Recuperar a capacidade de ter a produção próxima dos mercados é um imperativo, por razões de soberania, ditado pelas fragilidades, já percebidas pela União Europeia, associadas a cadeias de abastecimento longas e pelos respetivos custos, nomeadamente económicos.

Esta mensagem foi deixada na Procurement Conferência 2025, realizada esta segunda-feira, 6 de outubro, pelo diretor académico do Procurement & Global Sourcing Program da Nova SBE Executive Education, Pedro Silva Caldeira. E foi deixada no âmbito do debate que moderou sobre o tema “O procurement e a cadeia de valor que tremos e a que precisamos: o despertar industrial de Portugal.

Para este debate concorreram António Grilo, presidente da Agência Nacional de Inovação (ANI); César Pestana, presidente da eSPap – Entidade de Serviços Partilhados da Administração Pública; e Manuela Patrício, diretora de Negócio Portuário e Logística do Porto de Lisboa.

Desafiada a pronunciar-se sobre o potencial dos portos portugueses como aceleradores da industrialização, Manuela Patrício começou por dar conta de que a infraestrutura de Lisboa enfrenta alguns constrangimentos decorrentes da elevada idade dos terminais, mas também da fragilidade nas ligações intermodais. E isto porque, em Lisboa, 90% da mercadoria é escoada por rodovia, um cenário partilhado com Setúbal e Leixões, nomeadamente.

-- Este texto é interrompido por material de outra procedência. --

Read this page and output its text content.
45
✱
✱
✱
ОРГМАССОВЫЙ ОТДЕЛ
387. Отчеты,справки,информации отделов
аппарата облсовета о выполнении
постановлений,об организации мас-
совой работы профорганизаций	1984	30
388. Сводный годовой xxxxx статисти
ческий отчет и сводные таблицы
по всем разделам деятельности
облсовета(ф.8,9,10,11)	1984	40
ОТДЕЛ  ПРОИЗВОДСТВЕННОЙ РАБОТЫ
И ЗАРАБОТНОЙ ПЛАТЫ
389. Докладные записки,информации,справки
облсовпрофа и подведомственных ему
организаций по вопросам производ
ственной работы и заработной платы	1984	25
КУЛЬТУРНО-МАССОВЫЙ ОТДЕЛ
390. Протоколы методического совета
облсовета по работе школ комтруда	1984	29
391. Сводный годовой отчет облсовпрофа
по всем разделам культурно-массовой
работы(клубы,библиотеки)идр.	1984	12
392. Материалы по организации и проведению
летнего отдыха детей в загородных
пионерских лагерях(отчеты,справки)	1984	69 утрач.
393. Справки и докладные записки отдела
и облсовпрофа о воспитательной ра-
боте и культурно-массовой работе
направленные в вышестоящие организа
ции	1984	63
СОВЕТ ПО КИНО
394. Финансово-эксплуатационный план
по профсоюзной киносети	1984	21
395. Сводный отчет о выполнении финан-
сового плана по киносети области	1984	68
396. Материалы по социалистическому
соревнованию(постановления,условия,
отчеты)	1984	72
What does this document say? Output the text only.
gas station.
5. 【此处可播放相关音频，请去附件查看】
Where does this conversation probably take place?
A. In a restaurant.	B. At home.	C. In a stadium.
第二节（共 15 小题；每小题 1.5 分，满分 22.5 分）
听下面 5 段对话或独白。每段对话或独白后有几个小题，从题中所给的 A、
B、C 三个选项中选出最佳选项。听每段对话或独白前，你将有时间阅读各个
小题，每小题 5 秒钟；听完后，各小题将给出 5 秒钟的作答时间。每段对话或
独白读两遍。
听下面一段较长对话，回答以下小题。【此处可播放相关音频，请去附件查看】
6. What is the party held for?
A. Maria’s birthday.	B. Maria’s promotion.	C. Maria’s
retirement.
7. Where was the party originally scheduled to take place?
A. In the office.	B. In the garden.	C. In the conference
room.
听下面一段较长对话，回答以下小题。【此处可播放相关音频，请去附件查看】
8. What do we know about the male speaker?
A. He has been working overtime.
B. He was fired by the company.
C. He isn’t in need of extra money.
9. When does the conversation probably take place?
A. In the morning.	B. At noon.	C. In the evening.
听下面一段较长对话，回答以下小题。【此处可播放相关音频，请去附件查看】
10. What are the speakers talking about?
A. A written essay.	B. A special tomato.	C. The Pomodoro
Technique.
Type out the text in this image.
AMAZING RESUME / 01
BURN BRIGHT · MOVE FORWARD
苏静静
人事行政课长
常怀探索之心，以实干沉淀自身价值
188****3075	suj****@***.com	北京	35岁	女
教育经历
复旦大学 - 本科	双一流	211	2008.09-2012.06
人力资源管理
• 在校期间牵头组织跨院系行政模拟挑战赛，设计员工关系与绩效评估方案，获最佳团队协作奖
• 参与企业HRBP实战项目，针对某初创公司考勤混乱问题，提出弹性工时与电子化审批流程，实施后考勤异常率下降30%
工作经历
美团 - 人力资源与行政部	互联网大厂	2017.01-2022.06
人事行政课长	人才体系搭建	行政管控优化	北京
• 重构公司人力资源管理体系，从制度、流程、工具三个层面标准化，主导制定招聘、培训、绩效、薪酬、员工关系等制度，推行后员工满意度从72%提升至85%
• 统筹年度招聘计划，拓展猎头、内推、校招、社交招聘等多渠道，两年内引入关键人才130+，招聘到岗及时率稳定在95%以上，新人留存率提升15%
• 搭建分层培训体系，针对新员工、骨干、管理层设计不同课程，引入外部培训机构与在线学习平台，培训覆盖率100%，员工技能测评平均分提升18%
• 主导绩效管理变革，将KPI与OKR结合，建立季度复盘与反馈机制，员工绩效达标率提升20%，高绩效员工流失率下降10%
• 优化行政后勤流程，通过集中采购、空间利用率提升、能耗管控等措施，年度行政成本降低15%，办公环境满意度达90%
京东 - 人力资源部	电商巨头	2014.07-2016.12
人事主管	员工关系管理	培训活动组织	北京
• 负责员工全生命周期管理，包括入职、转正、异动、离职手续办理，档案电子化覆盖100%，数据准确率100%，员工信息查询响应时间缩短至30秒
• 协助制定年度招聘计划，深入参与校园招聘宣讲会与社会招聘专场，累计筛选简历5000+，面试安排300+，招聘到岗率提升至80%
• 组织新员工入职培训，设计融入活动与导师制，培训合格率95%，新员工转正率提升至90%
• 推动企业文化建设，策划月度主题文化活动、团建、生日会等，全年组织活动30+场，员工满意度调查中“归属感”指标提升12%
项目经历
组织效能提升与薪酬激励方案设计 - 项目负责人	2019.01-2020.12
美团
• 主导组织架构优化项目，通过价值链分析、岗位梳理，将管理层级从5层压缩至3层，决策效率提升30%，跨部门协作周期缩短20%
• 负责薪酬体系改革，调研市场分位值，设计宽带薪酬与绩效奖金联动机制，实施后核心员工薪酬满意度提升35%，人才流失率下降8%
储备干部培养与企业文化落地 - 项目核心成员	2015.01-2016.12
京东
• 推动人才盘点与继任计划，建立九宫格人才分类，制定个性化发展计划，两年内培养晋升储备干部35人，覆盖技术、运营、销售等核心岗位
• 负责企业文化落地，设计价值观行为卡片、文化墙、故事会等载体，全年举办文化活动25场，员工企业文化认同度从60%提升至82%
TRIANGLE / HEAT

No entanto, comentou que os portos estão preparados para o futuro e que, num país marítimo como Portugal, têm de ser o elo fundamental da industrialização. As necessidades – disse – estão elencadas e é nesse contexto que surge a estratégia Portos 5+, recentemente lançada pelo governo.

Impõe-se, assim, o aumento da ligação a outros meios de transporte que não os rodoviários, mas também investimento na sustentabilidade, em particular na eletrificação da própria infraestrutura e do abastecimento dos navios. Em Lisboa, está, aliás, a ser construída uma subestação porque não há energia suficiente para esse efeito.

Outros são os desafios da central de compras da administração pública, com o seu presidente a destacar o elevado nível de regulação como um fator que acrescenta complexidade à contratação pública. E que colide com o desejo de simplificação e de aceleração dos processos. César Pestana precisou que o tempo de implementação dos regulamentos, em particular da transposição das diretivas comunitárias, gera frustração em que trabalha na área.

“Precisamos de tempos mais rápidos e de simplificar”, advogou, para reconhecer, no entanto, que, ao mesmo tempo, são necessários processos que garantam que não há interferência humana na decisão, sob pena de falta de transparência. Impõe-se, assim, um exercício de equilíbrio entre garantias e flexibilidade.

Na ótica do gestor, vigora uma atitude construtiva face a estes processos, não se podendo esquecer que a contratação pública representa entre 15 a 20% do PIB, dependendo do país, valor este que só por si motiva a desenvolver processos de melhoria. Até porque – notou – a contratação pública tem um efeito de arrasto.

Por sua vez, o presidente da ANI focou-se nos desafios associados à industrialização, para defender que, face às tensões geopolíticas atuais, com impacto a nível europeu e nacional, é essencial olhar para as boas práticas estabelecidas e mudar a lógica de pensar. E, entre as dimensões que requerem um foco especial, destacou as matérias-primas críticas e a tecnologia, ambos fatores de soberania.

A Europa – preconizou – tem de ter a capacidade de dominar a cadeia de abastecimento nestes dois domínios, nomeadamente as matérias-primas raras para a indústria de semicondutores e as tecnologias digitais, mas também as que têm a ver com a aeronáutica e a mobilidade aérea autónoma. São setores que – disse – vão merecer uma proteção especial a nível comunitário.

Na ótica de António Grilo, as empresas têm de começar a produzir na Europa, e em Portugal especificamente, produtos e componentes que garantam o domínio de um conjunto de matérias-primas com “um enorme potencial do ponto de vista económico para o objetivo de industrialização”.